In his essay, Teague makes few attempts to crack or explain Dane’s sacrifice: Among other things, it’s an awed, grateful tribute to his friend’s selfless insistence on just being there through the whole gauntlet of heartache and horror. Divorced of a purely first-person perspective, Our Friend strains for understanding it doesn’t always find: One can admire its dramatic theories—the faint suggestion that Dane’s endless supportiveness stemmed partially from a desire to give more meaning to his own life, low on romantic or professional “success”—while still feeling that Segel is playing more saint than man. The flashbacks offer backstory but not a lot of extra dimension.

Our Friend
Photo: Gravitas Ventures

Segel has, of course, spent much of his career exploring the vagaries of male bonding, from the goofy-sweet Apatovian bromance of I Love You, Man to the pricklier quasi-friendship of The End Of The Tour.
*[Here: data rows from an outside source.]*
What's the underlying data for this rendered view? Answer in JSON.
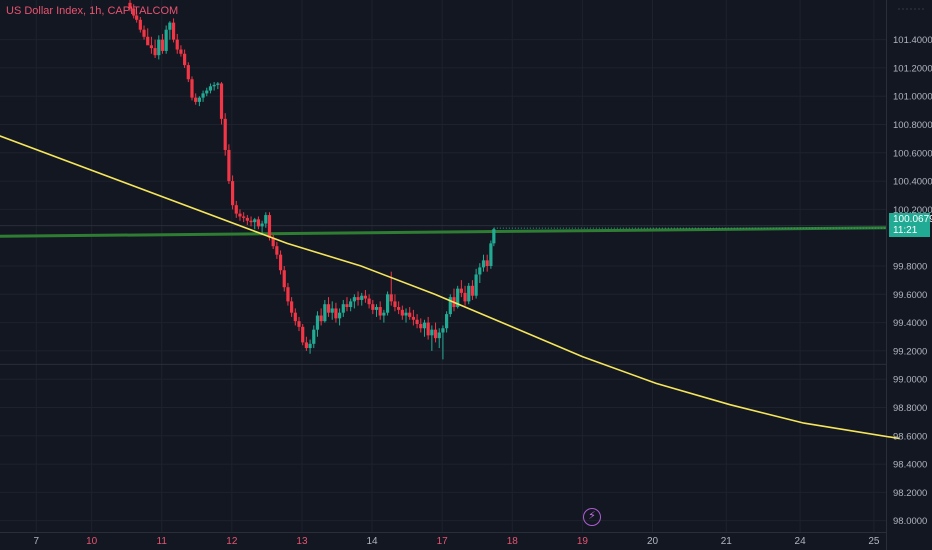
{
  "header": {
    "title": "US Dollar Index, 1h, CAPITALCOM"
  },
  "price_badge": {
    "price": "100.0679",
    "countdown": "11:21",
    "color": "#22ab94"
  },
  "icons": {
    "flash": "lightning-icon"
  },
  "colors": {
    "background": "#131722",
    "grid": "#1e222d",
    "up": "#22ab94",
    "down": "#f23645",
    "trendline": "#f5e55b",
    "resistance": "#2e7d32",
    "session_label": "#e9536f"
  },
  "chart_data": {
    "type": "candlestick",
    "title": "US Dollar Index, 1h, CAPITALCOM",
    "ylim": [
      97.92,
      101.68
    ],
    "y_ticks": [
      "101.4000",
      "101.2000",
      "101.0000",
      "100.8000",
      "100.6000",
      "100.4000",
      "100.2000",
      "99.8000",
      "99.6000",
      "99.4000",
      "99.2000",
      "99.0000",
      "98.8000",
      "98.6000",
      "98.4000",
      "98.2000",
      "98.0000"
    ],
    "x_ticks": [
      {
        "label": "7",
        "x": 0.6,
        "session": false
      },
      {
        "label": "10",
        "x": 1.35,
        "session": true
      },
      {
        "label": "11",
        "x": 2.3,
        "session": true
      },
      {
        "label": "12",
        "x": 3.25,
        "session": true
      },
      {
        "label": "13",
        "x": 4.2,
        "session": true
      },
      {
        "label": "14",
        "x": 5.15,
        "session": false
      },
      {
        "label": "17",
        "x": 6.1,
        "session": true
      },
      {
        "label": "18",
        "x": 7.05,
        "session": true
      },
      {
        "label": "19",
        "x": 8.0,
        "session": true
      },
      {
        "label": "20",
        "x": 8.95,
        "session": false
      },
      {
        "label": "21",
        "x": 9.95,
        "session": false
      },
      {
        "label": "24",
        "x": 10.95,
        "session": false
      },
      {
        "label": "25",
        "x": 11.95,
        "session": false
      }
    ],
    "x_per_pixel_note": "",
    "horizontal_lines": [
      {
        "name": "",
        "y1": 100.01,
        "y2": 100.07,
        "color": "#2e7d32"
      },
      {
        "name": "",
        "y": 99.105,
        "color": "#2a2e39"
      },
      {
        "name": "",
        "y": 100.085,
        "color": "#2a2e39"
      }
    ],
    "trendline": {
      "points": [
        [
          0.0,
          100.74
        ],
        [
          4.0,
          99.96
        ],
        [
          5.0,
          99.8
        ],
        [
          6.0,
          99.6
        ],
        [
          7.0,
          99.38
        ],
        [
          8.0,
          99.16
        ],
        [
          9.0,
          98.97
        ],
        [
          10.0,
          98.82
        ],
        [
          11.0,
          98.69
        ],
        [
          12.3,
          98.58
        ]
      ]
    },
    "current_price": 100.0679,
    "candles": [
      [
        1.87,
        101.66,
        101.68,
        101.6,
        101.62
      ],
      [
        1.92,
        101.62,
        101.65,
        101.55,
        101.57
      ],
      [
        1.96,
        101.57,
        101.6,
        101.52,
        101.54
      ],
      [
        2.01,
        101.54,
        101.56,
        101.45,
        101.47
      ],
      [
        2.06,
        101.47,
        101.5,
        101.4,
        101.42
      ],
      [
        2.11,
        101.42,
        101.48,
        101.38,
        101.36
      ],
      [
        2.16,
        101.36,
        101.42,
        101.3,
        101.34
      ],
      [
        2.21,
        101.34,
        101.4,
        101.27,
        101.29
      ],
      [
        2.26,
        101.29,
        101.43,
        101.26,
        101.4
      ],
      [
        2.31,
        101.4,
        101.44,
        101.3,
        101.32
      ],
      [
        2.36,
        101.32,
        101.5,
        101.3,
        101.47
      ],
      [
        2.41,
        101.47,
        101.53,
        101.4,
        101.52
      ],
      [
        2.46,
        101.52,
        101.55,
        101.38,
        101.4
      ],
      [
        2.51,
        101.4,
        101.44,
        101.3,
        101.33
      ],
      [
        2.56,
        101.33,
        101.36,
        101.28,
        101.3
      ],
      [
        2.61,
        101.3,
        101.33,
        101.2,
        101.22
      ],
      [
        2.66,
        101.22,
        101.24,
        101.1,
        101.12
      ],
      [
        2.71,
        101.12,
        101.14,
        100.97,
        100.99
      ],
      [
        2.76,
        100.99,
        101.02,
        100.94,
        100.96
      ],
      [
        2.81,
        100.96,
        101.0,
        100.93,
        100.99
      ],
      [
        2.86,
        100.99,
        101.04,
        100.96,
        101.02
      ],
      [
        2.91,
        101.02,
        101.06,
        101.0,
        101.04
      ],
      [
        2.96,
        101.04,
        101.09,
        101.02,
        101.07
      ],
      [
        3.01,
        101.07,
        101.1,
        101.04,
        101.08
      ],
      [
        3.06,
        101.08,
        101.1,
        101.05,
        101.09
      ],
      [
        3.11,
        101.09,
        101.1,
        100.8,
        100.84
      ],
      [
        3.16,
        100.84,
        100.88,
        100.58,
        100.62
      ],
      [
        3.21,
        100.62,
        100.66,
        100.38,
        100.4
      ],
      [
        3.26,
        100.4,
        100.44,
        100.2,
        100.23
      ],
      [
        3.31,
        100.23,
        100.26,
        100.14,
        100.17
      ],
      [
        3.36,
        100.17,
        100.2,
        100.12,
        100.15
      ],
      [
        3.41,
        100.15,
        100.18,
        100.11,
        100.14
      ],
      [
        3.46,
        100.14,
        100.16,
        100.09,
        100.12
      ],
      [
        3.51,
        100.12,
        100.15,
        100.08,
        100.11
      ],
      [
        3.56,
        100.11,
        100.14,
        100.06,
        100.13
      ],
      [
        3.61,
        100.13,
        100.15,
        100.06,
        100.08
      ],
      [
        3.66,
        100.08,
        100.12,
        100.03,
        100.1
      ],
      [
        3.71,
        100.1,
        100.18,
        100.07,
        100.16
      ],
      [
        3.76,
        100.16,
        100.18,
        99.98,
        100.0
      ],
      [
        3.81,
        100.0,
        100.02,
        99.92,
        99.94
      ],
      [
        3.86,
        99.94,
        99.97,
        99.85,
        99.88
      ],
      [
        3.91,
        99.88,
        99.91,
        99.74,
        99.77
      ],
      [
        3.96,
        99.77,
        99.8,
        99.62,
        99.65
      ],
      [
        4.01,
        99.65,
        99.68,
        99.52,
        99.55
      ],
      [
        4.06,
        99.55,
        99.58,
        99.44,
        99.47
      ],
      [
        4.11,
        99.47,
        99.5,
        99.38,
        99.41
      ],
      [
        4.16,
        99.41,
        99.44,
        99.34,
        99.37
      ],
      [
        4.21,
        99.37,
        99.39,
        99.24,
        99.26
      ],
      [
        4.26,
        99.26,
        99.3,
        99.2,
        99.22
      ],
      [
        4.31,
        99.22,
        99.28,
        99.18,
        99.25
      ],
      [
        4.36,
        99.25,
        99.38,
        99.22,
        99.35
      ],
      [
        4.41,
        99.35,
        99.48,
        99.3,
        99.45
      ],
      [
        4.46,
        99.45,
        99.5,
        99.38,
        99.41
      ],
      [
        4.51,
        99.41,
        99.56,
        99.4,
        99.53
      ],
      [
        4.56,
        99.53,
        99.58,
        99.44,
        99.47
      ],
      [
        4.61,
        99.47,
        99.55,
        99.42,
        99.5
      ],
      [
        4.66,
        99.5,
        99.54,
        99.4,
        99.43
      ],
      [
        4.71,
        99.43,
        99.5,
        99.38,
        99.47
      ],
      [
        4.76,
        99.47,
        99.56,
        99.44,
        99.53
      ],
      [
        4.81,
        99.53,
        99.58,
        99.48,
        99.51
      ],
      [
        4.86,
        99.51,
        99.57,
        99.48,
        99.55
      ],
      [
        4.91,
        99.55,
        99.6,
        99.5,
        99.58
      ],
      [
        4.96,
        99.58,
        99.62,
        99.52,
        99.56
      ],
      [
        5.01,
        99.56,
        99.61,
        99.52,
        99.59
      ],
      [
        5.06,
        99.59,
        99.63,
        99.54,
        99.57
      ],
      [
        5.11,
        99.57,
        99.6,
        99.5,
        99.53
      ],
      [
        5.16,
        99.53,
        99.56,
        99.46,
        99.49
      ],
      [
        5.21,
        99.49,
        99.53,
        99.44,
        99.51
      ],
      [
        5.26,
        99.51,
        99.55,
        99.42,
        99.45
      ],
      [
        5.31,
        99.45,
        99.49,
        99.4,
        99.47
      ],
      [
        5.36,
        99.47,
        99.62,
        99.45,
        99.6
      ],
      [
        5.41,
        99.6,
        99.76,
        99.52,
        99.55
      ],
      [
        5.46,
        99.55,
        99.6,
        99.48,
        99.51
      ],
      [
        5.51,
        99.51,
        99.55,
        99.46,
        99.49
      ],
      [
        5.56,
        99.49,
        99.52,
        99.42,
        99.45
      ],
      [
        5.61,
        99.45,
        99.5,
        99.4,
        99.47
      ],
      [
        5.66,
        99.47,
        99.51,
        99.42,
        99.44
      ],
      [
        5.71,
        99.44,
        99.49,
        99.38,
        99.42
      ],
      [
        5.76,
        99.42,
        99.46,
        99.36,
        99.39
      ],
      [
        5.81,
        99.39,
        99.43,
        99.33,
        99.36
      ],
      [
        5.86,
        99.36,
        99.42,
        99.3,
        99.4
      ],
      [
        5.91,
        99.4,
        99.44,
        99.28,
        99.31
      ],
      [
        5.96,
        99.31,
        99.38,
        99.2,
        99.35
      ],
      [
        6.01,
        99.35,
        99.4,
        99.26,
        99.29
      ],
      [
        6.06,
        99.29,
        99.36,
        99.22,
        99.33
      ],
      [
        6.11,
        99.33,
        99.38,
        99.14,
        99.36
      ],
      [
        6.16,
        99.36,
        99.48,
        99.33,
        99.46
      ],
      [
        6.21,
        99.46,
        99.6,
        99.44,
        99.58
      ],
      [
        6.26,
        99.58,
        99.64,
        99.48,
        99.51
      ],
      [
        6.31,
        99.51,
        99.66,
        99.5,
        99.64
      ],
      [
        6.36,
        99.64,
        99.7,
        99.58,
        99.61
      ],
      [
        6.41,
        99.61,
        99.66,
        99.52,
        99.55
      ],
      [
        6.46,
        99.55,
        99.68,
        99.53,
        99.66
      ],
      [
        6.51,
        99.66,
        99.7,
        99.56,
        99.59
      ],
      [
        6.56,
        99.59,
        99.78,
        99.57,
        99.74
      ],
      [
        6.61,
        99.74,
        99.82,
        99.68,
        99.79
      ],
      [
        6.66,
        99.79,
        99.88,
        99.76,
        99.84
      ],
      [
        6.71,
        99.84,
        99.88,
        99.76,
        99.8
      ],
      [
        6.76,
        99.8,
        99.98,
        99.78,
        99.96
      ],
      [
        6.8,
        99.96,
        100.07,
        99.94,
        100.06
      ]
    ]
  }
}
It’s no surprise, perhaps, that Our Friend hits its stride when centering the relationship between Dane and Matt, finding conflict at its origins (the false alarm of romantic competition) and in its margins. Affleck, too, is in his wheelhouse: Four years after his tremendous, Oscar-winning performance of crystalized guilt and grief in Manchester By The Sea, he’s playing another man numbed by unfathomable hardship. (His voice, which ranges from whisper to mutter, is uniquely suited to characters almost choked silent by their feelings.)
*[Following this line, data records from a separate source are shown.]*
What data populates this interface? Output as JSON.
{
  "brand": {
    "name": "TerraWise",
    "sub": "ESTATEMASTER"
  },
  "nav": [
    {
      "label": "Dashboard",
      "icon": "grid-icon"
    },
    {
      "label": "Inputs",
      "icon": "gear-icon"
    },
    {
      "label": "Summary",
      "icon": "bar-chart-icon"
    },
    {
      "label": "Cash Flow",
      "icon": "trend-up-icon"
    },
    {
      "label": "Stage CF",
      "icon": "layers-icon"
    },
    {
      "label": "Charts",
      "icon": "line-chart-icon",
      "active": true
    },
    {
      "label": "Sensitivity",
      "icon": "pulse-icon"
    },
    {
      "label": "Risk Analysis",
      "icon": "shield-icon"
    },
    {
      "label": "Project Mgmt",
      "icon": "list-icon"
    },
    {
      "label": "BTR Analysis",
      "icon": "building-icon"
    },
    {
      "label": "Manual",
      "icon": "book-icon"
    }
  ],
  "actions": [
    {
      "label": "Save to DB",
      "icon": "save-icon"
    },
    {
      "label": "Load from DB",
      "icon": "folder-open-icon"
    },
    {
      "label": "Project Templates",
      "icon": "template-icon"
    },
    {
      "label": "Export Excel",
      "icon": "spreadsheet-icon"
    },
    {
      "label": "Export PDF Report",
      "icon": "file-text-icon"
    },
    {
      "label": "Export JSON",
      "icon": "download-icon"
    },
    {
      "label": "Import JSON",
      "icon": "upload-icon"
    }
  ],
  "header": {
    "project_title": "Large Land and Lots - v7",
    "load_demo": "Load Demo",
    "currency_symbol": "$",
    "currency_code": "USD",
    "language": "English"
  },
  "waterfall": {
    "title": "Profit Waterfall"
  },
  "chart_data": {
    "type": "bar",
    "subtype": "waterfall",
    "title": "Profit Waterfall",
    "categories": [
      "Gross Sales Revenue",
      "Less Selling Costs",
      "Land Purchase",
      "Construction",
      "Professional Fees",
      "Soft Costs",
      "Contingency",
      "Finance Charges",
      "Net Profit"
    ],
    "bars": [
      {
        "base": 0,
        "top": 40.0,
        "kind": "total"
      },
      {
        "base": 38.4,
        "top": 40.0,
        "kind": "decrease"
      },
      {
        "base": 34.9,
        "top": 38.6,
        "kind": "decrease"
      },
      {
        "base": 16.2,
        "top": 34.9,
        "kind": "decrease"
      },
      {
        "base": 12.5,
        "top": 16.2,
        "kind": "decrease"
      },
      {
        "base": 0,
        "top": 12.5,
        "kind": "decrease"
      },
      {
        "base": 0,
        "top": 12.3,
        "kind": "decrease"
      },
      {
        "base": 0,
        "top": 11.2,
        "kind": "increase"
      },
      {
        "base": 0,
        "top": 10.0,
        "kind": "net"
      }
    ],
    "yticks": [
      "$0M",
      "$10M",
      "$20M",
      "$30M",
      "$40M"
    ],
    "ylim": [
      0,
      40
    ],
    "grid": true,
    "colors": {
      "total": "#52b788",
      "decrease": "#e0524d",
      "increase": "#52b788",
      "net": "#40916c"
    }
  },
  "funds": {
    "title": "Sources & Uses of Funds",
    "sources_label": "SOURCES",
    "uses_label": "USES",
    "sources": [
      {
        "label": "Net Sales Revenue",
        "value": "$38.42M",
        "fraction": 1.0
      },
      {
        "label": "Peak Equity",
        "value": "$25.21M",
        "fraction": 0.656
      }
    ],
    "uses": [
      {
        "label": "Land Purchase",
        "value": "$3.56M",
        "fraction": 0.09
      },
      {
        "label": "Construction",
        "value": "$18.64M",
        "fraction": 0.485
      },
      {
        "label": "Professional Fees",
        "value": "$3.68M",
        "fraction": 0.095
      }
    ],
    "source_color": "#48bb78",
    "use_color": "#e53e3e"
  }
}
Yet Our Friend keeps us on the outside of that pain, never offering the kind of window into Teague’s heart and mind that his writing intrinsically could. Is this a case of a story perfected in its original format—a personal essay molded imperfectly into cinema? The film fares best when at its most specific, zeroing in on the dismaying inevitability of well-meaning friends disappearing when the going gets tough or moments of casual tragedy, like Matt taking note of what braiding is in anticipation of having to do that for his daughter. Other times, Cowperthwaite’s approach suggests an elegant yada yada: Rather than steep us in the nitty-gritty, the film often flutters through a vaguely Malickian montage of bucket-list excursions and anguished embraces.

One begins to wonder if the achronological structure is just a way to put off everything inconveniently messy in Teague’s essay, like a tough conversation it’s trying to avoid. “We don’t tell each other the truth about dying,” the author writes, early into his article. “It’s grotesque. It’s undignified.” But Our Friend spares us the gory details at almost every turn, cleaning up a story whose power stemmed, heavily, from its willingness to be gruelingly truthful about what cancer can do to the body. Cowperthwaite barely seems willing to even deglamorize Johnson, who never really loses her movie-star glow, even when her character—the most underdeveloped of the film’s trio—becomes unrecognizable to those in her life. At one point, Nicole begins wearing a wig around the house to entertain visitors, doing a performance of good health rather than let anyone see the reality of her condition. It’s as good a metaphor as any for the way Our Friend softens its own blows.